Jason Siegel, a relative newcomer to the BCS with four years of service, says Sousa is “wonderful as a leader,” someone who has “high expectations of us, musically and professionally and makes it clear that his expectations are only going to get higher.”
However, Siegel continues, “rather than being intimidating, it feels quite comforting and encouraging knowing that we have someone who believes in us so much.”
“For me,” says Sousa, “performing each piece of great music is a transient love affair. There is the first instinctive and visceral attraction to the work. Then, there is the wonderful and sometimes confusing process of getting to know the work in depth, during which I grow increasingly attached as I unravel the work’s various threads. Then, there is the pre-performance period during which I am usually completely infatuated — in love — with the music. Then, there is the performance which is the wonderful culmination of all that we have shared over many months together. Finally, there is the inevitable postpartum when I see a close friend slip away from being with me every day. One must love what one performs.”
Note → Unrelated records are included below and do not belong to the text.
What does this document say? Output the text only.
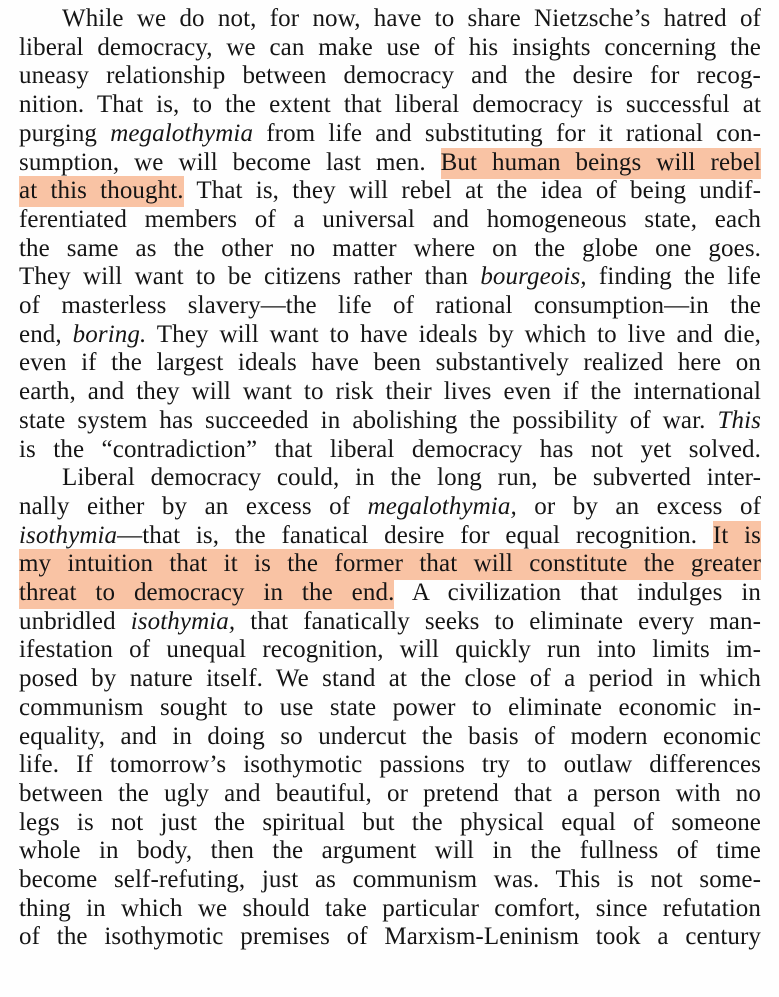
While we do not, for now, have to share Nietzsche’s hatred of
liberal democracy, we can make use of his insights concerning the
uneasy relationship between democracy and the desire for recog-
nition. That is, to the extent that liberal democracy is successful at
purging megalothymia from life and substituting for it rational con-
sumption, we will become last men. But human beings will rebel
at this thought. That is, they will rebel at the idea of being undif-
ferentiated members of a universal and homogeneous state, each
the same as the other no matter where on the globe one goes.
They will want to be citizens rather than bourgeois, finding the life
of masterless slavery—the life of rational consumption—in the
end, boring. They will want to have ideals by which to live and die,
even if the largest ideals have been substantively realized here on
earth, and they will want to risk their lives even if the international
state system has succeeded in abolishing the possibility of war. This
is the “contradiction” that liberal democracy has not yet solved.
Liberal democracy could, in the long run, be subverted inter-
nally either by an excess of megalothymia, or by an excess of
isothymia—that is, the fanatical desire for equal recognition. It is
my intuition that it is the former that will constitute the greater
threat to democracy in the end. A civilization that indulges in
unbridled isothymia, that fanatically seeks to eliminate every man-
ifestation of unequal recognition, will quickly run into limits im-
posed by nature itself. We stand at the close of a period in which
communism sought to use state power to eliminate economic in-
equality, and in doing so undercut the basis of modern economic
life. If tomorrow’s isothymotic passions try to outlaw differences
between the ugly and beautiful, or pretend that a person with no
legs is not just the spiritual but the physical equal of someone
whole in body, then the argument will in the fullness of time
become self-refuting, just as communism was. This is not some-
thing in which we should take particular comfort, since refutation
of the isothymotic premises of Marxism-Leninism took a century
Ruth Sanders, a member of the soprano contingent since 1980, long before Sousa became music director, notes that he was the first to stay with the group.
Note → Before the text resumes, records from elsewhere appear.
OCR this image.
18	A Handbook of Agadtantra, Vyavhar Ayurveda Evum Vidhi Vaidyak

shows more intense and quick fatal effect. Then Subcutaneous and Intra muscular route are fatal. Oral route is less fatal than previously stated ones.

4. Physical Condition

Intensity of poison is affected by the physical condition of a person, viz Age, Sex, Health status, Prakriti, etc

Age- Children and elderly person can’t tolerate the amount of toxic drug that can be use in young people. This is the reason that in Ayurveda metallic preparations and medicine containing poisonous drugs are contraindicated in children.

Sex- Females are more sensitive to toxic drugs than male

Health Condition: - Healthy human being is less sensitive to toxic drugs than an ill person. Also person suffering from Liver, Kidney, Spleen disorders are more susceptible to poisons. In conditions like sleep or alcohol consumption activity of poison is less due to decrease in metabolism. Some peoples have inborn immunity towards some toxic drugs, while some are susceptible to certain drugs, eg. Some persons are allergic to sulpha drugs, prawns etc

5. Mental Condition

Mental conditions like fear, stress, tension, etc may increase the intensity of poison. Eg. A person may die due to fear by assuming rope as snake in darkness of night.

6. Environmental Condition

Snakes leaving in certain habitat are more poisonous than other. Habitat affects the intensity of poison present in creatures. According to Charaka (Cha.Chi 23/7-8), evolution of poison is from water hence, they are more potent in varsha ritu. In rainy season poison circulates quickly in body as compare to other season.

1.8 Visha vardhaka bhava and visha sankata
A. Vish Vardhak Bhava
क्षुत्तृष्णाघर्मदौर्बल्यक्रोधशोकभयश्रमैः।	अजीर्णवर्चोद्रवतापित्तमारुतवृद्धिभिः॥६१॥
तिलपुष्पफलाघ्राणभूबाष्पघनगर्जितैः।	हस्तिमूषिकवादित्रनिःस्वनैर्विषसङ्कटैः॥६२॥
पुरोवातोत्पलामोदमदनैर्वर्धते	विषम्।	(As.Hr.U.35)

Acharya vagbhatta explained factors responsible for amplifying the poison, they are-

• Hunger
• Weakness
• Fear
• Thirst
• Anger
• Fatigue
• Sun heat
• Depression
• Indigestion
“Most of the leaders before were graduate students in choral conducting who left for professional positions after finishing their degrees. Gerry lives in Bloomington and wants to stick with us, and we very much want to keep him with us. The continuity in having one director for 20 years is an important part of our success.”
Sanders says being in the BCS “has been like having an ongoing weekly class in musical technique and music history, combined with anatomy, physiology, philosophy and whatever else comes up.”
She points to the “fine music” as a major BCS contribution to the community, along with “the opportunity it affords to non-professionals, those of us with day jobs who have no intention of ever being professional musicians, to sing serious music in a serious way. We all take our task very personally and put hours into the preparation of each concert and we love that the community turns out and seems to love the concerts.”
Bernadette Zoss, a six-year veteran and alto, expresses thanks to Sousa and her colleagues for giving her a “choral home.” As chair of the BCS’s long-range planning committee, she names financial stability “as the biggest challenge facing us. We’re self-sustaining, and we’ve been able to maintain a small financial cushion to weather disruptions like the current weak economy, but it’s difficult to identify funding sources even in good economic times. Performing the kind of music we do requires paying for orchestra personnel, scores and more, which is very costly. Each member pays annual dues, and we buy our own copies of the music we perform. Ticket sales only cover about a third of our annual budget. The balance must be made up by individual and corporate donations, selling ads in programs and fundraising efforts.”
Sousa is bullish. He says the BCS commands “an enviable position,” with an “efficient, effective self-governing organization” that “rests on a solid financial foundation. We have very little attrition, play to full houses, and are able to mount virtually any piece in the repertoire. We have a bevy of generous corporate and individual donors that underwrite our seasons. Whatever success we now enjoy owes its existence solely to the unfailing passion for excellence in music that all of us share.”
The maestro sums up that he “would like to see the group bring its music making to a wider audience for I believe the music we perform needs to be heard.”
That’s a sentiment I echo, and may there be many more happy birthdays for the Bloomington Chamber Singers.